Get creative – do Venda pottery
Story and photos by Louise De Waal
Awestruck. No potter’s wheels, no fancy tools, no kiln, and no commercially produced clay. With incredible pottery skills, turning clay into beautiful, authentic, honest, hand-built Venda pots.
We join four ladies from the Mukhondeni village in Florah Randela’s yard, sitting on pieces of carpet and wearing not so flattering aprons. Florah works the clay a little before putting us to work. The clay has a high silt and fine sand content and is simply collected from the banks of the Tshipise River.
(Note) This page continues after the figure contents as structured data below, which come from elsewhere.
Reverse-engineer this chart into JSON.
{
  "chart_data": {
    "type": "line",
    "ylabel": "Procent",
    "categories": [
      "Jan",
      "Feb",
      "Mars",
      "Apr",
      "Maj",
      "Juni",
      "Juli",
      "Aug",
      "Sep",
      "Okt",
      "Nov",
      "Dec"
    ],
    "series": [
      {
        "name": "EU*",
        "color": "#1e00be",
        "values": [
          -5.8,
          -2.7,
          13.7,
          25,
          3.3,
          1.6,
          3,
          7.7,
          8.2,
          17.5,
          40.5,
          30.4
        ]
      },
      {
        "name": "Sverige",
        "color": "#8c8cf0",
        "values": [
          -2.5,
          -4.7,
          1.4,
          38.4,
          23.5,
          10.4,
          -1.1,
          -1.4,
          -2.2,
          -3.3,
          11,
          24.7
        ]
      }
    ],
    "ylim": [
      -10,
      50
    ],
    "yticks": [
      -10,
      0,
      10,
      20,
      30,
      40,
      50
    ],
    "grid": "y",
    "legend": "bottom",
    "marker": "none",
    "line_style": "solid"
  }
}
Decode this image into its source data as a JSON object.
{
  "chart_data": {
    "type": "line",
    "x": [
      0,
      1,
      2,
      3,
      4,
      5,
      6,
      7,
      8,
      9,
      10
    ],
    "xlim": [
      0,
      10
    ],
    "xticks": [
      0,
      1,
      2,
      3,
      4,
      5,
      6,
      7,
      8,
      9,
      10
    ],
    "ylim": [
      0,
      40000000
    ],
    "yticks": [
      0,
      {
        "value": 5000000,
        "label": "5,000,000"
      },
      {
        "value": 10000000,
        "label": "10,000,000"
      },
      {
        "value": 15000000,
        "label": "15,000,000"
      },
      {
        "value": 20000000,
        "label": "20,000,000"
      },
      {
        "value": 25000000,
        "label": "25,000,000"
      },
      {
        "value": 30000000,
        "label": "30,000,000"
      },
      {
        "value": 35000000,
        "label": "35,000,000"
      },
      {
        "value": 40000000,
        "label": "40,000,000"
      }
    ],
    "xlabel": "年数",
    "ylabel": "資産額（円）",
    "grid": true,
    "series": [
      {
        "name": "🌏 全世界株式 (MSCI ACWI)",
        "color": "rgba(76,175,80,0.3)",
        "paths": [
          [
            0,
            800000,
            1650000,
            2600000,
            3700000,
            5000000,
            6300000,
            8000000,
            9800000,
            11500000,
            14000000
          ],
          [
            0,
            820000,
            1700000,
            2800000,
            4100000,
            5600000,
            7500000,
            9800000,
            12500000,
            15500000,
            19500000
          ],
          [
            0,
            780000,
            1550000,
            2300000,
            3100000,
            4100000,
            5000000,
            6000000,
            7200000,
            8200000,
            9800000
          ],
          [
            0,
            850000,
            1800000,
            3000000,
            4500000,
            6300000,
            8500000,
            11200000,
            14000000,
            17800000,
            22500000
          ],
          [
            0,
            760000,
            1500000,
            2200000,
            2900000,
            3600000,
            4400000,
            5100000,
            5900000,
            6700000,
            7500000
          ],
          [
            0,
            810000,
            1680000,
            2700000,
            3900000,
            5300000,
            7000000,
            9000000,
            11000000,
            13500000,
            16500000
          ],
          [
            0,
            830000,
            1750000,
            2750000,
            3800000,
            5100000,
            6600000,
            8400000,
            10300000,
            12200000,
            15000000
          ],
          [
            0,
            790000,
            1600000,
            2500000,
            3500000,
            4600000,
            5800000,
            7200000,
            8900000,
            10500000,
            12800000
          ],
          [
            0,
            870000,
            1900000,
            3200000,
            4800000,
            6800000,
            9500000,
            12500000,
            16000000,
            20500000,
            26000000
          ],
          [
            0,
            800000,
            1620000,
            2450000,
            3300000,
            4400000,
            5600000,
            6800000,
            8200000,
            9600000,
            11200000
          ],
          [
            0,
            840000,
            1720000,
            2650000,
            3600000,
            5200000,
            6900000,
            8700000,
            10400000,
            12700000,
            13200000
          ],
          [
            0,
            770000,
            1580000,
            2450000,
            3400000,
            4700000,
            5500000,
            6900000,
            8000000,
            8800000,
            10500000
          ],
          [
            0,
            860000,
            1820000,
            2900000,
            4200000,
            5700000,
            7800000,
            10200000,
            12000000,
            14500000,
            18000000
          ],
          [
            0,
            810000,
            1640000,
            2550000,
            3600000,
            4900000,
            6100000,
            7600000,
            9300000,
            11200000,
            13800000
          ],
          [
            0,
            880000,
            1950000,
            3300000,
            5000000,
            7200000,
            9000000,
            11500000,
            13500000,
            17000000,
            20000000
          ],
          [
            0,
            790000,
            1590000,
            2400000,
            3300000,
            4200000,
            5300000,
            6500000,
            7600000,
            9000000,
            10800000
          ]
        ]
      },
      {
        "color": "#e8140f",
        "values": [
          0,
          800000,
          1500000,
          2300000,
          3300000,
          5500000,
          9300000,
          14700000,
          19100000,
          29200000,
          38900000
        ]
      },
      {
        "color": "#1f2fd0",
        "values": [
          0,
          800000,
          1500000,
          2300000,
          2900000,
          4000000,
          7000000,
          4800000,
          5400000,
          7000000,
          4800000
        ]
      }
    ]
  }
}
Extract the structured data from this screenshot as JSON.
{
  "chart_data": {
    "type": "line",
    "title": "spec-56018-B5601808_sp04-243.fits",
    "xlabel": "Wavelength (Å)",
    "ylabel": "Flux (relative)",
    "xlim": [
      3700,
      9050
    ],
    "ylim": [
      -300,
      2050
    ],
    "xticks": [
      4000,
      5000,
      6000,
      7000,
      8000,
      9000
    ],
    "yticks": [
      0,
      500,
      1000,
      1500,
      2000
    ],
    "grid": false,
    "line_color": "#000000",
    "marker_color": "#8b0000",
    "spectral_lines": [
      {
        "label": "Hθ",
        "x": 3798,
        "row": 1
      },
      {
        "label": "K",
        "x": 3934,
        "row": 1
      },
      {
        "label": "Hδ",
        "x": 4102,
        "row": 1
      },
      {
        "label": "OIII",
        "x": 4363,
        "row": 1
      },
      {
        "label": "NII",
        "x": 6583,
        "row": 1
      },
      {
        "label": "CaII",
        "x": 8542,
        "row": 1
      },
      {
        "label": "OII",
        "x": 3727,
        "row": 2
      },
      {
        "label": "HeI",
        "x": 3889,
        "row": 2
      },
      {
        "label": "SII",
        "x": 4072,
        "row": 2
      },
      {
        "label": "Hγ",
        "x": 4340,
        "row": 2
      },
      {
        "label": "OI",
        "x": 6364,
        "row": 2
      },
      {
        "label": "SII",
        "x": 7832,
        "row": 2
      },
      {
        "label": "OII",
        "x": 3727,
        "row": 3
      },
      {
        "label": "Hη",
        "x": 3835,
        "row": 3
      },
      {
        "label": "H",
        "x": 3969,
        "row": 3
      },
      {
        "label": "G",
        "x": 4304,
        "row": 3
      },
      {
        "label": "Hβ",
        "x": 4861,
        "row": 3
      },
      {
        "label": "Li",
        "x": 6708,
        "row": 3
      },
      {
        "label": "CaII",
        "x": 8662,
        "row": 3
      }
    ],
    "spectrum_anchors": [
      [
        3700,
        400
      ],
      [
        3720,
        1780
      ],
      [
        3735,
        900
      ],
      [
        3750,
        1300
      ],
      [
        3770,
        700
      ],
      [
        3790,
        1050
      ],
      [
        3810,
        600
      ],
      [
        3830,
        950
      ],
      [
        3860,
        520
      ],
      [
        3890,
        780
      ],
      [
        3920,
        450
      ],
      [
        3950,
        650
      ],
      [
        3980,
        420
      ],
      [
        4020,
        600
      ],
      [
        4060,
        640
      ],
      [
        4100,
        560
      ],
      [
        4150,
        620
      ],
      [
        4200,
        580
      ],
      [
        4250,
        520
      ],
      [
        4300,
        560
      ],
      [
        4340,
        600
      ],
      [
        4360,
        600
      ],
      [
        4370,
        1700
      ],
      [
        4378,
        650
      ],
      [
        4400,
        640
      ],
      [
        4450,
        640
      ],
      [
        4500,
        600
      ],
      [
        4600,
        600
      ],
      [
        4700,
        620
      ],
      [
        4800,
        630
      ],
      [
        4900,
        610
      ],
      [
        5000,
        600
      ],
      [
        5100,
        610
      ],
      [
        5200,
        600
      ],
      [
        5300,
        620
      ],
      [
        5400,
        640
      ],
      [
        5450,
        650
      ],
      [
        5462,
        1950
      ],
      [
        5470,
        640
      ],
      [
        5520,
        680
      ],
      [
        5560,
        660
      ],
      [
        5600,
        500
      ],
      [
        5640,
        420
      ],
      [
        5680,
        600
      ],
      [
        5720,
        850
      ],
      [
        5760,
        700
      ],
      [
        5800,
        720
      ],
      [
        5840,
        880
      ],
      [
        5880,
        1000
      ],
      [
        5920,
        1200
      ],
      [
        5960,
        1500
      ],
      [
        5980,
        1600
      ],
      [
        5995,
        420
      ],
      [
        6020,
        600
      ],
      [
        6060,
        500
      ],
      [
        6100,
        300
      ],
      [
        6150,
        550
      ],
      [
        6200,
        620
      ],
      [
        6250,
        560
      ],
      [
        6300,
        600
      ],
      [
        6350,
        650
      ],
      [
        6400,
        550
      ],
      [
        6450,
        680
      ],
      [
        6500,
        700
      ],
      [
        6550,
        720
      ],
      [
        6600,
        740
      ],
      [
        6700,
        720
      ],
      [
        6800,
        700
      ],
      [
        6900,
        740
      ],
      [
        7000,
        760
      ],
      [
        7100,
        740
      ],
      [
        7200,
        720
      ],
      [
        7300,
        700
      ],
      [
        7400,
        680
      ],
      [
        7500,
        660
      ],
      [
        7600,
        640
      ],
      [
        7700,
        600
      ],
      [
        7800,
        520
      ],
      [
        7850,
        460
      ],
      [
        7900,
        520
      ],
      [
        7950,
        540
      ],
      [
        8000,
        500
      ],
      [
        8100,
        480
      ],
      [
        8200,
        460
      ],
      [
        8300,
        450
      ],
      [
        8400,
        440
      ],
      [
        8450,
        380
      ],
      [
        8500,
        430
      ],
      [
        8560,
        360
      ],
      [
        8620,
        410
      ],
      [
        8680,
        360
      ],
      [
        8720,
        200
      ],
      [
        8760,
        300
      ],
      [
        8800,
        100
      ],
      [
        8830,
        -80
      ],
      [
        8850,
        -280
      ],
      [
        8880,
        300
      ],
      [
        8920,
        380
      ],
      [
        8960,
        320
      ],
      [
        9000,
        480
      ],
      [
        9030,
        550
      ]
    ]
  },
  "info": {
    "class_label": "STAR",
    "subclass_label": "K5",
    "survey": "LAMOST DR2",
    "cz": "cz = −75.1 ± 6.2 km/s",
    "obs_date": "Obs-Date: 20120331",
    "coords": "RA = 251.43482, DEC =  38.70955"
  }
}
We all have a plastic plate that serves as our potter’s wheel and start with a fat round sausage of clay, slowly working it with our fingers and kidneys into the desired shape. While we create our individual pots, we have the opportunity to chat to these skilled potters.
Esther Nesengani is a woman of few words, but a brilliant potter with quick and precise fingers. She shows us how to decorate our pots with the traditional geometric Venda designs in the distinctive red and black colours by using oxide from Zimbabwe and graphite. I admit, Paul’s is not so traditional…slugs really?
We don’t have time to dry our pots and have them fired, but the ladies demonstrate how their open-air kilns work and burn for up to 24 hours. It is mindboggling how they manage to fire their large pots without breaking every single one.
Florah tells us she had a vision to pass on the skills of traditional Venda pottery making, when she started working with several ladies from the village. She formed a cooperative enabling each individual potter to earn an income from their own creations.
What a wonderful opportunity to meet these resourceful, determined and entrepreneurial women. I am in awe of their talent, creating the most incredible pots with such uncomplicated techniques and they are completely unassuming at the same time.